Ian Robertson, Naval Historian

“The Titanic was unsinkable,” said Robertson. “The greatest ship of her day. It was a wonderful evening on board. All day she had been warned about icebregs. But because it was a maiden voyage and she wanted to beat all records, she didn’t slow down. But at 11:40pm, the Titanic encountered the iceberg that tried to avoid, it cut a gash on the starboard side. Three of the watertight compartments were punctured dooming the ship. When told to get in the liefeboat, she refused. Ida Straus refused to get in a lifeboat. She said I’ve been with this man all these years, I’m not leaving him now.”

Leaders of FOSP profiled the renovation effort.
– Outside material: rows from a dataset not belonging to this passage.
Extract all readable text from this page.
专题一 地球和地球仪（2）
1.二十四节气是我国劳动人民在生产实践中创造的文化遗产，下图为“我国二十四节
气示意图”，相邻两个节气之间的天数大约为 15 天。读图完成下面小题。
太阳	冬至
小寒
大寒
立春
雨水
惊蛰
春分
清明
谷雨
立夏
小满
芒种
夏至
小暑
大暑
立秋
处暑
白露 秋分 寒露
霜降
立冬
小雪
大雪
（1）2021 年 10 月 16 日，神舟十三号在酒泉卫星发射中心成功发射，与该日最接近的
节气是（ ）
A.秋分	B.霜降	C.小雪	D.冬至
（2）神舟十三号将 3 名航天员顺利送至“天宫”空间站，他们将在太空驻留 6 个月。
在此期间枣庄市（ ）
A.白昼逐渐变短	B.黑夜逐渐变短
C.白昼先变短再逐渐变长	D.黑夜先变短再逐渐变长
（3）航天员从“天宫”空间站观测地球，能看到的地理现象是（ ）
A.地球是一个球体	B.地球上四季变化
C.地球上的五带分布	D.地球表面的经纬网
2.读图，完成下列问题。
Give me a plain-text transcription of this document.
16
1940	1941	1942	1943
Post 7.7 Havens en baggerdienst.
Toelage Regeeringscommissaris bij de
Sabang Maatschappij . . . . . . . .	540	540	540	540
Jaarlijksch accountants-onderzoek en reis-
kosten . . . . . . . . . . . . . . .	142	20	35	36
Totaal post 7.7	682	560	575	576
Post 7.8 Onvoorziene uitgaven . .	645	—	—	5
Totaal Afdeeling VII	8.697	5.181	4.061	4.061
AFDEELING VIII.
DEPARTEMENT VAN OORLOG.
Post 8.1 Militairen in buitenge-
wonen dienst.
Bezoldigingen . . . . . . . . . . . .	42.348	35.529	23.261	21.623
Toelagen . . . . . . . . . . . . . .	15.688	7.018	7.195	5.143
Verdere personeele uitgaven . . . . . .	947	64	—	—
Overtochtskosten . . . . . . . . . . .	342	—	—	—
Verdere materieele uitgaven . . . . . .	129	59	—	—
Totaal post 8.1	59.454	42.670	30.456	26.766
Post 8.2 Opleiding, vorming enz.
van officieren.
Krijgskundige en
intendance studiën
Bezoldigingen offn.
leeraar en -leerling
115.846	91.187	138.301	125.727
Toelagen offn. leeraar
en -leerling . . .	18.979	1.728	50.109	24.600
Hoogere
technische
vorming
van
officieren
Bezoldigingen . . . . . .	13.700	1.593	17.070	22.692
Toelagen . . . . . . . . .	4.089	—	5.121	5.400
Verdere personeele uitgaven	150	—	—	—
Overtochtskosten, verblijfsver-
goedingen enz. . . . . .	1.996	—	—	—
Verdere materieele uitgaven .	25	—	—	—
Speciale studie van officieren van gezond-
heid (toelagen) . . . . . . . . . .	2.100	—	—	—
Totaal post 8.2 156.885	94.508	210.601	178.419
“The park renovation project transformed Straus Park into a more welcoming park with benches that will last for many decades to come because of our work,” said Paul Froehlich, communications director for Friends of Straus Park. “Before our work, the benches were covered in mold, dirt and greying from the sun. We chose to use an environmentally-sound approach, using a battery powered pressure washer, hand sanding, and the best tree oil-Tung oil – for preserving the wood. Our 10-member volunteer team worked through the summer and completed the park’s benches in early Fall 2023. We discovered that the benches were built with Ipe wood – an excellent, durable Brazilian hardwood, assuring that our benches would last for many years to come. So, in a sense, we discovered a treasure within our park that we have preserved for all to enjoy.”

At the event, FOSP members also described the park’s distinctive seasonal flower plantings and plans to renovate the park’s metal fences this year. Joe Arbo, a Horiculturist with FOSP, said they’ll be “buying and installing new trash cans that should prevent rats from getting in. This should help make the park much cleaner this year.”